Procreazione assistita. Tribunale di Cagliari: “Sì alla diagnosi preimpianto”. Sentenza storica

Quotidiano Sanità
Berardi Laura

Si tratta di una sentenza storica, quella del Tribunale di Cagliari di oggi: il giudice ha infatti riconosciuto il diritto alla diagnosi preimpianto a una coppia formata da una donna affetta da talassemia major e da un uomo portatore sano della malattia. È  la prima volta che succede dall’entrata in vigore della legge 40 che regola la procreazione medicalmente assistita, fino ad oggi, la normativa infatti consentiva la pratica diagnostica solo alle coppie sterili o a quelle in cui il partner maschile avesse una malattia sessualmente trasmissibile, come l’Aids. 

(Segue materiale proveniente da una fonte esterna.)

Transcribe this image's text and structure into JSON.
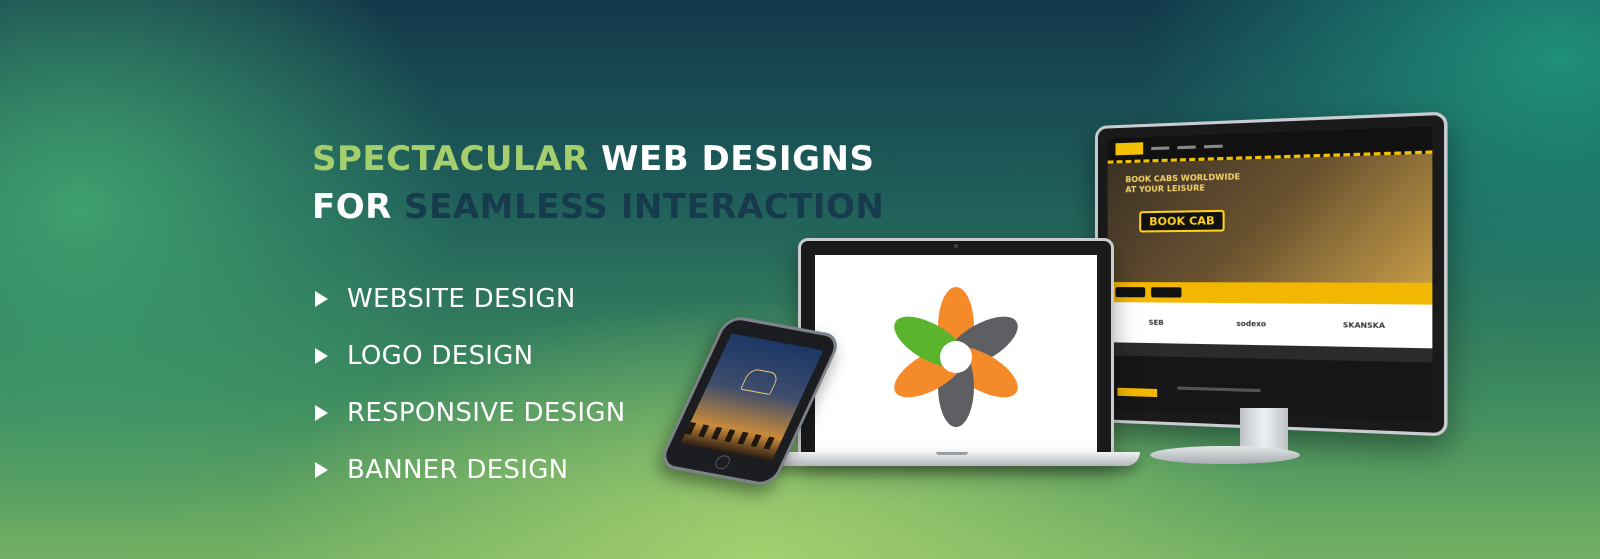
{
  "headline": {
    "line1_part1": "SPECTACULAR",
    "line1_part2": "WEB DESIGNS",
    "line2_part1": "FOR",
    "line2_part2": "SEAMLESS INTERACTION"
  },
  "services": [
    {
      "label": "WEBSITE DESIGN"
    },
    {
      "label": "LOGO DESIGN"
    },
    {
      "label": "RESPONSIVE DESIGN"
    },
    {
      "label": "BANNER DESIGN"
    }
  ],
  "monitor_site": {
    "hero_title_line1": "BOOK CABS WORLDWIDE",
    "hero_title_line2": "AT YOUR LEISURE",
    "cta": "BOOK CAB",
    "clients": [
      "SEB",
      "sodexo",
      "SKANSKA"
    ]
  },
  "colors": {
    "accent_green": "#a5cf6d",
    "dark_teal": "#173a4c",
    "white": "#ffffff",
    "logo_orange": "#f58a2b",
    "logo_gray": "#5d5f62",
    "logo_green": "#5ab52d"
  },
  "icons": {
    "bullet": "play-triangle-icon",
    "laptop_logo": "pinwheel-logo-icon"
  }
}
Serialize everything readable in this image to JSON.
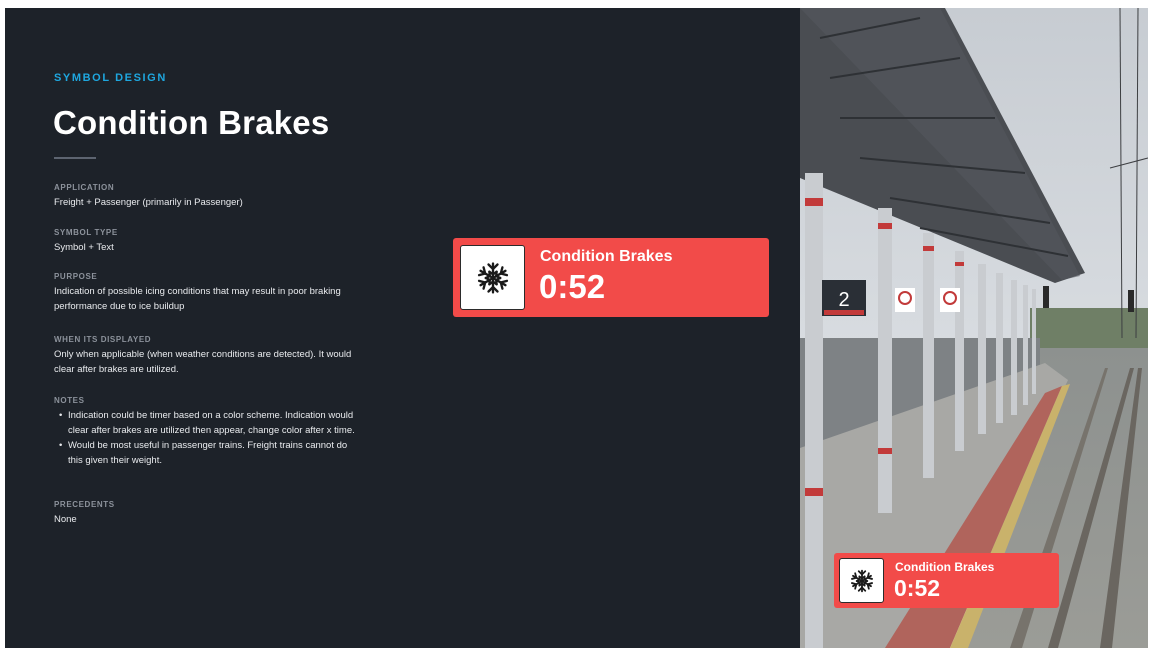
{
  "header": {
    "eyebrow": "SYMBOL DESIGN",
    "title": "Condition Brakes"
  },
  "details": {
    "application": {
      "label": "APPLICATION",
      "value": "Freight + Passenger (primarily in Passenger)"
    },
    "symbol_type": {
      "label": "SYMBOL TYPE",
      "value": "Symbol + Text"
    },
    "purpose": {
      "label": "PURPOSE",
      "value": "Indication of possible icing conditions that may result in poor braking performance due to ice buildup"
    },
    "when_displayed": {
      "label": "WHEN ITS DISPLAYED",
      "value": "Only when applicable (when weather conditions are detected). It would clear after brakes are utilized."
    },
    "notes": {
      "label": "NOTES",
      "items": [
        "Indication could be timer based on a color scheme. Indication would clear after brakes are utilized then appear, change color after x time.",
        "Would be most useful in passenger trains. Freight trains cannot do this given their weight."
      ]
    },
    "precedents": {
      "label": "PRECEDENTS",
      "value": "None"
    }
  },
  "alert_large": {
    "icon": "snowflake-icon",
    "name": "Condition Brakes",
    "timer": "0:52"
  },
  "alert_small": {
    "icon": "snowflake-icon",
    "name": "Condition Brakes",
    "timer": "0:52"
  },
  "photo": {
    "platform_number": "2"
  },
  "colors": {
    "background": "#1d2229",
    "accent": "#1ea7df",
    "alert_red": "#f24b49",
    "icon_bg": "#ffffff"
  }
}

 Questa la storia: i due, di cui lei malata e lui portatore sano potrebbero in base alla legge 40 accedere alla procreazione medicalmente assistita (perché infertili) e quindi anche eseguire diagnosi preimpianto per verificare prima di continuare la procedura se l’embrione è affetto dalla patologia dei genitori; eppure il laboratorio di citogenetica della struttura pubblica che doveva analizzare il campione si rifiuta di farlo. Questo il motivo che ha spinto la coppia a fare ricorso in tribunale, dove oggi il giudice gli ha dato ragione. “L’ordinanza in sostanza dice ai centri pubblici che se hai un laboratorio di citogenica attrezzato per eseguire la fecondazione assistita, ti devi dotare di strutture in grado di offrire anche la diagnosi preimpianto a chi lo richieda, o in alternativa devi legarti in convenzione con strutture sanitarie esterne”, ha spiegato Filomena Gallo, segretario dell’associazione Luca Coscioni che ha reso pubblica la notizia in una conferenza stampa. “Un passo avanti fondamentale: dei 76 centri pubblici di procreazione medicalmente assistita attualmente esistenti nessuno offre la diagnosi preimpianto, che era vietata dalla legge 40 ma poi è stata autorizzata dalle linee guida Turco del 2008 e dalle innumerevoli sentenze di questi anni”.
Una sentenza dunque che corregge un’anomalia italiana, dopo che anche la Corte dei diritti dell’uomo di Strasburgo aveva bocciato ad agosto la stessa legge 40 perché violava l’articolo 8 (diritto al rispetto della vita privata e familiare) della Convenzione europea dei diritti sull’uomo. In quell’occasione la coppia che aveva fatto ricorso e si era vista dare ragione dalla Corte europea era portatrice di fibrosi cistica, e aveva denunciato all’Europa che la normativa italiana gli impediva ad accedere alla diagnosi preimpianto degli embrioni.
Ad agosto, la sentenza specificava che la scelta era dovuta a un’incoerenza nella legge, che non permetteva la diagnosi preimpianto, costringendo agli aspiranti genitori di dover procedere alla cieca alla procedura di impianto degli embrioni, ma allo stesso tempo poi un’altra norma consentiva loro  di accedere a un aborto terapeutico in caso che il feto venisse trovato affetto da fibrosi cistica. Mettendo dunque la famiglia di fronte ad una situazione in cui un aspirante genitore non vorrebbe probabilmente mai trovarsi.
 Dopo la sentenza dunque, le strutture pubbliche che eseguono interventi di procreazione medicalmente assistita dovranno adeguarsi, dotandosi di attrezzature che permettono alle coppie che ne hanno bisogno, affette da malattie genetiche, la diagnosi reimpianto. “Ora si tratta di vigilare sull’applicazione di questo principio – ha aggiunto Gallo – e per questo dovremo farci sentinelle della legge. Magari con una particolare attenzione anche nel riconoscere quei centri in cui ancora non viene offerta la crioconservazione e si osserva il limite dei 3 embrioni creati, anche se non è più obbligatorio dopo la sentenza della Consulta del 2009. Tutto ciò dovrà cambiare”.